Les personnes dont les tests d'intelligence sont les meilleurs pendant l'enfance et au début de l'âge adulte ont tendance à vivre plus vieux. Ce résultat est ressorti d'études menées auprès d'habitants d'Australie, du Danemark, d'Angleterre et du Pays de Galle, d'Écosse, de Suède et des États-Unis. De fait, cette caractéristique s'est vérifiée dans toutes les populations étudiées.

En fait, l'impact de l'intelligence sur la mortalité rivalise avec des facteurs bien connus de maladie et de mortalité, comme l'hypertension, le surpoids, l'hyperglycémie et l'excès de cholestérol. Son effet est presque aussi important que celui de la cigarette.

Les différences dans l'intelligence humaine ont des causes environnementales et génétiques. Un test d'intelligence au début de la vie est, en partie, une description de l'influence de l'environnement sur le cerveau et le reste du corps jusqu'à cette époque. Les bébés plus petits à la naissance ont davantage tendance que les autres à être victimes de maladies chroniques plus tard. Ils ont aussi, en moyenne, une intelligence légèrement inférieure. Mais les tests tâchant d'établir si le poids de naissance pouvait partiellement expliquer le lien entre intelligence et mortalité n'ont trouvé aucune relation entre les deux.

Le métier des parents joue aussi un rôle dans l'intelligence de leur enfant et dans le risque de maladie ultérieure : les enfants issus d'un contexte favorisé ont tendance à avoir une plus grande intelligence, une meilleure santé et à vivre plus longtemps. Cependant, il n'existe aucune preuve convaincante selon laquelle le contexte parental expliquerait le lien entre plus grande intelligence et vie plus longue.

Pour d'autres chercheurs, les résultats des tests d'intelligence sont peut-être davantage qu'un simple indicateur de l'efficacité du cerveau. Après tout, le cerveau n'est qu'un organe, les gens dont le cerveau fonctionne bien au début de la vie ont peut-être aussi d'autres organes et systèmes plus efficaces que ceux des autres.

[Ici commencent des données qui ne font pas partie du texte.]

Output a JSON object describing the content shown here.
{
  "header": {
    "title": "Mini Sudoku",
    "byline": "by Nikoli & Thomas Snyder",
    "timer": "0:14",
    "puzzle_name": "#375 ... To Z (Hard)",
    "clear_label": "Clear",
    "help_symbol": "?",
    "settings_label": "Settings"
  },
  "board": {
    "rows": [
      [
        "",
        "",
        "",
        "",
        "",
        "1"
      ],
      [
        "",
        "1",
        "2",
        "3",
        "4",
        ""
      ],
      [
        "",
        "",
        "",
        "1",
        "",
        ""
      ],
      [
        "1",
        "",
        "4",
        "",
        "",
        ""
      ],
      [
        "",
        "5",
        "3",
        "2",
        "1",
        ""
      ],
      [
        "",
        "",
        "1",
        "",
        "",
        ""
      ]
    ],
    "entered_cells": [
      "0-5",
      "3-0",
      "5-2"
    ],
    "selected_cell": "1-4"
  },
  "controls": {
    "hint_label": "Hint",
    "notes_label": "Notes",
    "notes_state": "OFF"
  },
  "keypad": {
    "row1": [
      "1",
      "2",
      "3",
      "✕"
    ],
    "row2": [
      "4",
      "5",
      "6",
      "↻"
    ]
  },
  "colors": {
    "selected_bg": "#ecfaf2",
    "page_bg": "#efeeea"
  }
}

Mais cette idée "d'intégrité du système" est plutôt vague et difficile à tester. Le mieux que nous ayons fait jusqu'à présent est d'examiner si la vitesse de réaction des gens est liée à l'intelligence et à la mortalité. Elle l'est. Les tests de temps de réaction n'impliquent que peu de réflexion, et ne font que demander aux participants de répondre aussi rapidement que possible à des stimuli simples. Ceux qui réagissent le plus vite ont, en moyenne, de meilleurs résultats aux tests d'intelligence et vivent plus longtemps. Mais il nous faut trouver de meilleures mesures de l'intégrité du corps pour tester cette idée de façon plus complète.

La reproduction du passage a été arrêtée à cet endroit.